Hidup ini indah kok.
Mengapa cemas tak sempurna ?
Sempurna, sebuah
atribut yang banyak diperjuangkan orang. Seringkali keinginan untuk sempurna
tersebut menjadi sebuah motivasi yang kuat. Tetapi sebaliknya kegagalan mencapainya
dapat menciptakan rasa cemas, bersalah, dan perasaan tak enak lainnya.
Seorang
perfeksionis tidak mudah puas dengan dirinya, tak peduli betapa bagusnya hsil
yang dicapai. Biasanya mereka punya target yang tinggi. Tetapi dorongan untuk
berprestasi itu tidak semata-mata didesak oleh ambisi. Ada yang lebih berperan,
yaitu rasa takut untuk ditolak. Dan ketakutan ini ternyata tumbuh sejak dini.
“Seorang anak
perfeksionis akan merasa khawatir bahwa mereka tak akan dicintai bila tak
berhasil,” demikian Collette Darison,
seorang psikolog pada Child Development
Center Virginia Frank di Chicago.
(Physicology Today, January 1995).
“Mereka merasa
tak berharga jika orang-orang tak setuju dengan mereka,” tambahnya. Akibatnya,
anak-anak seperti ini berusaha keras untuk menyenangkan orang tua, teman, atau
guru.
Bahaya? Ya.
Apalagi kalau sifat perfeksionis ini terus dibawa sampai dewasa. Dia akan terus
menerus cemas dan tak menikmati apa yang dicapai. Kemampuan menikmati hidup
akan terbatas karena tak pernah puas. Dan seringkali -tanpa disadari- dia
berusaha agar anak-anaknya menjadi orang yang sempurna.
Ketidakpuasan
seorang perfeksionis sejatinya merupakan motivator bagi anak-anaknya. Tapi
menjadi tak sehat bila dia menaruh harapan yang tidak realistik. Orang tua
seperti ini hidup melalui anak-anaknya, dan merasa sukses anaknya adalah sukses
dirinya. Akibatnya, segala harapan ditumpahkan untuk membentuk anak yang
sempurna.
Beberapa sifat
yang khas terdapat pada orang-orang yang gila kesempurnaan ini. Antara lain, tak
toleran pada kesalahan-kesalahan dan suka membuang-buang waktu. “Bila mereka
melakukan sesuatu yang terlihat hasilnya –seperti menulis atau pekerjaan
kreatif lainnya- bukan main lama waktu yang dibutuhkannya, “tutur Darison.

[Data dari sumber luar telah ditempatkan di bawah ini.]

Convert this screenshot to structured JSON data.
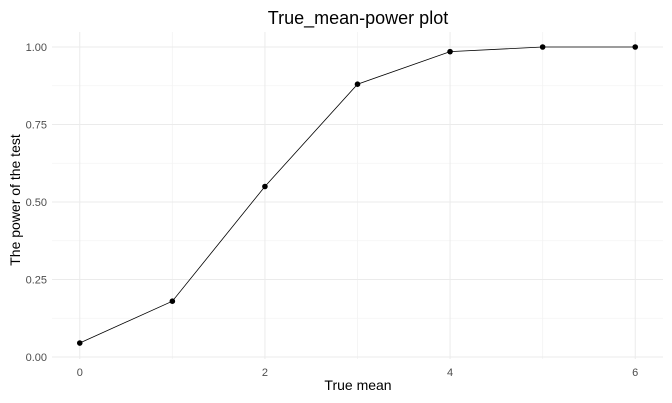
{
  "chart_data": {
    "type": "line",
    "title": "True_mean-power plot",
    "xlabel": "True mean",
    "ylabel": "The power of the test",
    "x": [
      0,
      1,
      2,
      3,
      4,
      5,
      6
    ],
    "series": [
      {
        "values": [
          0.045,
          0.18,
          0.55,
          0.88,
          0.985,
          1.0,
          1.0
        ]
      }
    ],
    "xlim": [
      -0.3,
      6.3
    ],
    "ylim": [
      0,
      1.0
    ],
    "xticks": [
      0,
      2,
      4,
      6
    ],
    "xtick_labels": [
      "0",
      "2",
      "4",
      "6"
    ],
    "yticks": [
      0,
      0.25,
      0.5,
      0.75,
      1.0
    ],
    "ytick_labels": [
      "0.00",
      "0.25",
      "0.50",
      "0.75",
      "1.00"
    ],
    "grid": true,
    "legend": "none",
    "line_color": "#000000",
    "grid_color": "#ebebeb"
  }
}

Boleh jaid hasilnya bagus sekali, tapi begitu banyak usaha dan waktu yang
dibutuhkannya, sampai kreativitas jadi tak efektif.
Sifat lain
adalah kecenderungan menunda-nunda. Bila dihadapkan pada proyek yang sulit atau
jangka panjang, seorang perfeksionis akan menundanya sampai menit terakhir.
Akarnya jelas, takut gagal. Akibatnya seringkali mereka tak mau mencoba hal-hal
yang baru. Yang agak parah mereka mudah iri hati. Dalam pandangannya, semua
orang, kecuali dirinya, adalah sempurna. Tak heran kalau seumur hidup mereka
akan selalu iri hati.
Jika anda
seorang perfeksionis, ada beberapa saran dari psikolog untuk menghindari
penyakit ini. Terimalah kesempurnaan seperti apa yang ada dalam diri Anda.
Realistis saja. Lalu, beranilah bereksperimen. Jangan melarutkan diri dalam
kesukaran, tetapi coba dan hadapilah risiko yang terjadi. Tentu saja yang ingin
dicapai harus realistis dan masih dalam jangkauan kemampuan. Selanjutnya
kembangkan sikap yang sehat terhadap kesalahan. Tak usah menyesal mati-matian…
Rileks saja. Hidup ini menyenangkan kok.